J'ai sous les yeux une dépêche AFP du dimanche 18 octobre 2009 dans laquelle un éminent responsable politique de gauche déclare : « Les deux choses sont nécessaires : le souci des libertés et la nécessité de sanctionner la délinquance. Je pense que l'on a besoin de donner à la police un certain nombre de moyens […]. Les fichiers, c'est évidemment une chose tout à fait essentielle parce qu'il y a beaucoup de récidivistes […]. La police a besoin de fichiers ; ces fichiers sont soumis à la CNIL, qui exerce un contrôle extrêmement vigilant et même, quelquefois, tatillon. » L'auteur de ces propos remplis de sagesse et de bon sens n'est autre que Jean-Pierre Chevènement, ancien ministre de l'intérieur de Lionel Jospin.
On ne saurait mieux dire l'utilité, et même la nécessité, pour une police et une gendarmerie modernes, c'est-à-dire pour des services de sécurité qui s'adaptent constamment et anticipent sur les évolutions de la délinquance, de bénéficier d'informations solides et objectives, afin de prévenir la commission des infractions, d'en identifier et d'en appréhender les auteurs.
Le rapport d'information publié par la commission des lois de votre assemblée en mars 2009 montrait bien les nombreuses finalités des fichiers de police, en distinguant quatre familles principales en leur sein.

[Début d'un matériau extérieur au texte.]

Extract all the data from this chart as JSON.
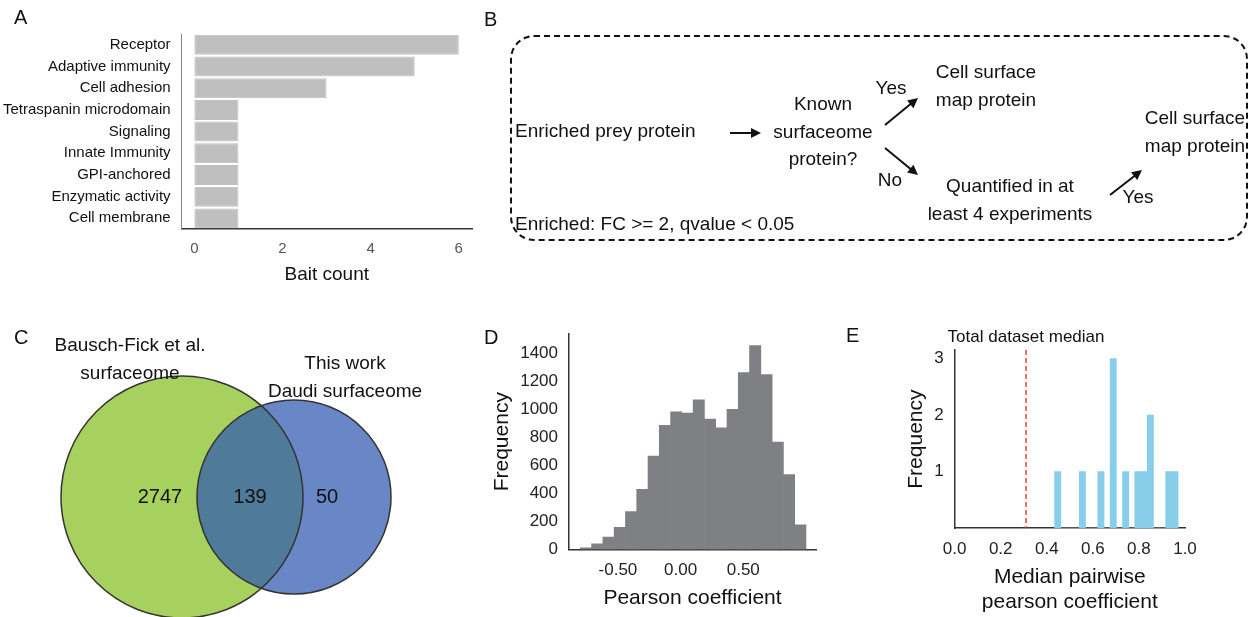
{
  "chart_data": [
    {
      "type": "bar",
      "title": "A",
      "orientation": "horizontal",
      "xlabel": "Bait count",
      "categories": [
        "Receptor",
        "Adaptive immunity",
        "Cell adhesion",
        "Tetraspanin microdomain",
        "Signaling",
        "Innate Immunity",
        "GPI-anchored",
        "Enzymatic activity",
        "Cell membrane"
      ],
      "values": [
        6,
        5,
        3,
        1,
        1,
        1,
        1,
        1,
        1
      ],
      "color": "#bfbfbf",
      "xlim": [
        -0.29,
        6.3
      ],
      "xticks": [
        0,
        2,
        4,
        6
      ]
    },
    {
      "type": "other",
      "title": "B",
      "annotations": [
        "Enriched prey protein",
        "Known\nsurfaceome\nprotein?",
        "Yes",
        "Cell surface\nmap protein",
        "No",
        "Quantified in at\nleast 4 experiments",
        "Yes",
        "Cell surface\nmap protein",
        "Enriched: FC >= 2, qvalue < 0.05"
      ]
    },
    {
      "type": "other",
      "title": "C",
      "annotations": [
        "Bausch-Fick et al.\nsurfaceome",
        "This work\nDaudi surfaceome"
      ],
      "categories": [
        null,
        null,
        null
      ],
      "values": [
        2747,
        139,
        50
      ],
      "colors": [
        "#a6d15f",
        "#4f7a99",
        "#6987c6"
      ],
      "data_labels": true
    },
    {
      "type": "histogram",
      "title": "D",
      "xlabel": "Pearson coefficient",
      "ylabel": "Frequency",
      "bins": [
        -0.8,
        -0.71,
        -0.62,
        -0.53,
        -0.44,
        -0.35,
        -0.26,
        -0.17,
        -0.08,
        0.01,
        0.1,
        0.19,
        0.28,
        0.37,
        0.46,
        0.55,
        0.64,
        0.73,
        0.82,
        0.91,
        1.0
      ],
      "values": [
        12,
        40,
        88,
        157,
        271,
        430,
        668,
        887,
        984,
        975,
        1070,
        932,
        870,
        1001,
        1265,
        1457,
        1250,
        768,
        535,
        176
      ],
      "color": "#7f8084",
      "xlim": [
        -0.89,
        1.08
      ],
      "xticks": [
        {
          "value": -0.5,
          "label": "-0.50"
        },
        {
          "value": 0,
          "label": "0.00"
        },
        {
          "value": 0.5,
          "label": "0.50"
        }
      ],
      "ylim": [
        0,
        1540
      ],
      "yticks": [
        0,
        200,
        400,
        600,
        800,
        1000,
        1200,
        1400
      ]
    },
    {
      "type": "histogram",
      "title": "E",
      "xlabel": "Median pairwise\npearson coefficient",
      "ylabel": "Frequency",
      "bins": [
        0.434,
        0.461,
        0.488,
        0.514,
        0.541,
        0.568,
        0.595,
        0.622,
        0.648,
        0.675,
        0.702,
        0.729,
        0.756,
        0.782,
        0.809,
        0.836,
        0.863,
        0.89,
        0.916,
        0.943,
        0.97
      ],
      "values": [
        1,
        0,
        0,
        0,
        1,
        0,
        0,
        1,
        0,
        3,
        0,
        1,
        0,
        1,
        1,
        2,
        0,
        0,
        1,
        1
      ],
      "color": "#87ceeb",
      "xlim": [
        0,
        1
      ],
      "xticks": [
        {
          "value": 0,
          "label": "0.0"
        },
        {
          "value": 0.2,
          "label": "0.2"
        },
        {
          "value": 0.4,
          "label": "0.4"
        },
        {
          "value": 0.6,
          "label": "0.6"
        },
        {
          "value": 0.8,
          "label": "0.8"
        },
        {
          "value": 1,
          "label": "1.0"
        }
      ],
      "ylim": [
        0,
        3.15
      ],
      "yticks": [
        1,
        2,
        3
      ],
      "ref_lines": [
        {
          "axis": "x",
          "value": 0.31,
          "label": "Total dataset median",
          "color": "#e8412c",
          "line_style": "dashed"
        }
      ]
    }
  ]
}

Premièrement, les fichiers à caractère administratif, destinés à enregistrer des données administratives sur des personnes, des objets ou des moyens de transport, tels que le fichier national des immatriculations ou le fichier des propriétaires ou possesseurs d'armes.

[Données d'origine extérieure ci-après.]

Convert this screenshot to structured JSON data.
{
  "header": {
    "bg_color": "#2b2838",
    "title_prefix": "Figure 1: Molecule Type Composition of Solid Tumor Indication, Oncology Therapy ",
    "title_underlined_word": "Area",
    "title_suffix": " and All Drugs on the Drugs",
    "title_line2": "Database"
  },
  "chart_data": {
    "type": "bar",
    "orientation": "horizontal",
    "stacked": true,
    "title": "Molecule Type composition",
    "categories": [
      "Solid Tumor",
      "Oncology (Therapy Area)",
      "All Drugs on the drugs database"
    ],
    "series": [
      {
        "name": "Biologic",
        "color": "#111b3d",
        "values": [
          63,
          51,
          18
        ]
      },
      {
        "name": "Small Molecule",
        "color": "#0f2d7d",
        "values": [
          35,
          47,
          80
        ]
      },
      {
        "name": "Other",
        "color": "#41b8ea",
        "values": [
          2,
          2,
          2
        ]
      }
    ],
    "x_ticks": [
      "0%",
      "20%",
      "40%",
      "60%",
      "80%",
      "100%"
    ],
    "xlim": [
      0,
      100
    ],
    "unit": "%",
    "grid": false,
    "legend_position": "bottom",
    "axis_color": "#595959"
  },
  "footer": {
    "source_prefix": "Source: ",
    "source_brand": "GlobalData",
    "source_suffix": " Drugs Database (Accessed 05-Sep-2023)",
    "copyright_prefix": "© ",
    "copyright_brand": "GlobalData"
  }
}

Deuxièmement, les fichiers de renseignement, qui visent à centraliser les informations destinées au Gouvernement et aux préfets, afin de prévenir les atteintes à la sécurité publique – particulièrement graves lorsqu'il s'agit d'actes de terrorisme, et d'un degré moindre, mais qui justifie toujours pleinement que les services de sécurité s'en préoccupent, lorsqu'elles sont le fait des bandes violentes qui se multiplient ici ou là.

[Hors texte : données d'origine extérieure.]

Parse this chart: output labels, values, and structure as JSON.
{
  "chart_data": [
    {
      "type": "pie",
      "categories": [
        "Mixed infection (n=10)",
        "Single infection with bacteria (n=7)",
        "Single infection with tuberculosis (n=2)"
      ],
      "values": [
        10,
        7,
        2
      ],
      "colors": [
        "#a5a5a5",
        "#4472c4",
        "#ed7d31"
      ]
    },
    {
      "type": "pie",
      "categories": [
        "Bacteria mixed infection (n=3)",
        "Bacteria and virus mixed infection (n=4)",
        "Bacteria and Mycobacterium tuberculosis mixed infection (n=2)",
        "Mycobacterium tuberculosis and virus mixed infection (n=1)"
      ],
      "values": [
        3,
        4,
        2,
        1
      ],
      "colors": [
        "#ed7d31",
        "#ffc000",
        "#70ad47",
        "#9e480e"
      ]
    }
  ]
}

Troisièmement, les fichiers judiciaires, qu'il s'agisse des fichiers d'antécédents, qui visent à faciliter la constatation des infractions pénales, le rassemblement des preuves des infractions et la recherche de leurs auteurs – il en est ainsi du STIC – ou des fichiers d'identification, qui doivent contribuer à permettre d'identifier les auteurs d'infractions ou les personnes disparues, à l'exemple du Fichier automatisé des empreintes digitales ou du Fichier national des empreintes génétiques.
Quatrièmement, les fichiers de rapprochement qui, comme leur nom l'indique, visent à optimiser le traitement des informations de police judiciaire par le biais de rapprochements entre des infractions susceptibles d'être liées entre elles, à partir de caractéristiques communes ou de modes opératoires similaires, et ce afin de faciliter l'identification de leurs auteurs.
L'utilité des bases de données n'est plus à démontrer : en témoigne le nombre d'affaires qui n'auraient pas été résolues, d'auteurs qui n'auraient pas été identifiés ou de victimes qui n'auraient pas été protégées si l'on n'avait pu y recourir. Je me limiterai à trois exemples, parmi tant d'autres, d'affaires élucidées au cours des derniers mois et pour lesquelles les bases de données ont apporté aux services d'enquête une aide précieuse, pour ne pas dire décisive.
Tout d'abord, le démantèlement, en février 2009, d'une équipe de cambrioleurs impliqués dans pas moins de quatre-vingt-sept vols d'appartements à Paris et en banlieue. Ensuite, l'identification en novembre 2009, grâce à une trace d'ADN, de l'auteur présumé d'un viol commis en 1993. Citons enfin l'interpellation, en novembre 2009, de l'auteur présumé de huit vols à main armée et tentatives commis dans des agences bancaires. Les exemples ne manquent pas.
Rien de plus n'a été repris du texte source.